Contrast. The H1080FD and HD20 have similar contrast specifications - the HD20 is 4000:1 while the H1080FD is 5000:1. However, when placed side by side, the difference shows - the H1080FD has noticeably higher visible contrast than the HD20, making the images on that projector more dynamic and three-dimensional than those on its competitor. The HD20 had a deeper black level, but overall its contrast does not quite match that of the H1080FD.

Color. If you want a projector that you can simply plug in and start using, the HD20 is your best bet. Out-of-the-box color accuracy is far better on the HD20 than it is on the H1080FD, and the projector needs very little adjustment to reach its peak. However, if you don't mind a little fine-tuning, the H1080FD has brighter, richer, more vibrant color post-calibration than the HD20, so do-it-yourselfers who don't mind fiddling with the picture adjustments will prefer Vivitek's offering.

Portability. Since both projectors are so small, some people will want to travel with them. The HD20 is physically smaller, though not by much. The H1080FD is lighter by about a pound, and also has one feature that the HD20 lacks - an onboard speaker. The five-watt speaker is small and tinny when compared to even the most rudimentary outboard setups, but it can accept audio signals over an HDMI link and turn the H1080FD into a complete mobile theater solution. The HD20 lacks a speaker, and so any mobile use must incorporate an alternate speaker system, such as that on a laptop.

Fan noise. The Optoma HD20 is noticeably louder than the H1080FD, in both normal and eco lamp modes. Quiet operation is typically a feature of much more expensive projectors, and it is nice to see an inexpensive model like the H1080FD that has so little fan noise. Fan noise on the HD20 will be more of an issue if you want to set the unit between the seats right next to the viewer. Both projectors will fade into the background if ceiling mounted.

Rainbows. The Optoma HD20 has a 4x-speed color wheel with RGBRGB segments, while the H1080FD has a 3x-speed wheel with RGBCMY segments. All this gibberish means that we saw more rainbows on the H1080FD than we did on the HD20. If you are sensitive to rainbows, you will have to consider the trade-off: you can get better contrast and color on the H1080FD, but you will see more rainbows.

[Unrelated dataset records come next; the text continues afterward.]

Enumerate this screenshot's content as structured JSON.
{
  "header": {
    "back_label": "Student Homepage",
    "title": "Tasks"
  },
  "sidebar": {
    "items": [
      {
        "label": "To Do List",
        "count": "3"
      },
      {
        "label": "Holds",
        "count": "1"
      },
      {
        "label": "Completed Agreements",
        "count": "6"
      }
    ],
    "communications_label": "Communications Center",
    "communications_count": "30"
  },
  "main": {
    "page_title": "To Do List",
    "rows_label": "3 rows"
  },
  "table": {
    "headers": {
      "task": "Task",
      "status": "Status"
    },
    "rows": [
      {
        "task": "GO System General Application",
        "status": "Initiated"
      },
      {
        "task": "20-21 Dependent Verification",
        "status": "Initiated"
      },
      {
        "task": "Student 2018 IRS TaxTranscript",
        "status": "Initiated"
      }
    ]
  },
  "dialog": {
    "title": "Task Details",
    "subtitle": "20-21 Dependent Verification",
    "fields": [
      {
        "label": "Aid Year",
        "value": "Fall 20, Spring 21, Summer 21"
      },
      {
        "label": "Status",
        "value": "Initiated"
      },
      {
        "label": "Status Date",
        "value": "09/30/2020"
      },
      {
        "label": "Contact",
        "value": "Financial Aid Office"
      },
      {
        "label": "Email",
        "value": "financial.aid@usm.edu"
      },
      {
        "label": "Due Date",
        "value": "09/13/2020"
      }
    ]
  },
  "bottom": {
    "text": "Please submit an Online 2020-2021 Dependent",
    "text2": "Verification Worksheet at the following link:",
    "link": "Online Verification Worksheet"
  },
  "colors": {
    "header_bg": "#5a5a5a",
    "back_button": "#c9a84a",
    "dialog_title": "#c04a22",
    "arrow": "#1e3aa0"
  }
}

Vivitek's H1080FD is among the first 1080p projectors to launch at a retail price of $999. People still are not quite sure what to expect from projectors in this range. You might notice that all of the H1080FD's advantages have to do with image quality. This is for good reason; the projector looks fantastic for the price. Conversely, most of the H1080FD's quirks relate to user interface. The projector has some weaknesses, to be certain - navigating and using the menu system is annoying, color calibration takes some effort, and the color temperature presets do not seem to do anything at all. That said, these issues can be worked around, and once you have the projector set up and tuned to your liking, you won't have to deal with them during everyday use.

The H1080FD is a great choice for HD sports and video game display to large-screen home theater. If you have children who play video games and you already own a projector, the H1080FD would be a great second projector to preserve lamp hours on your higher-end primary unit. Photography display is bright and dynamic, with plenty of three-dimensionality; furthermore, rainbows artifacts are a non-issue for still images, and the H1080FD is clearly a great choice as a photography projector.

For $999, the H1080FD offers an excellent value proposition. If you can ignore or work around the projector's quirks, it offers a beautiful image for very little money, and can be a great first step into large-screen home theater.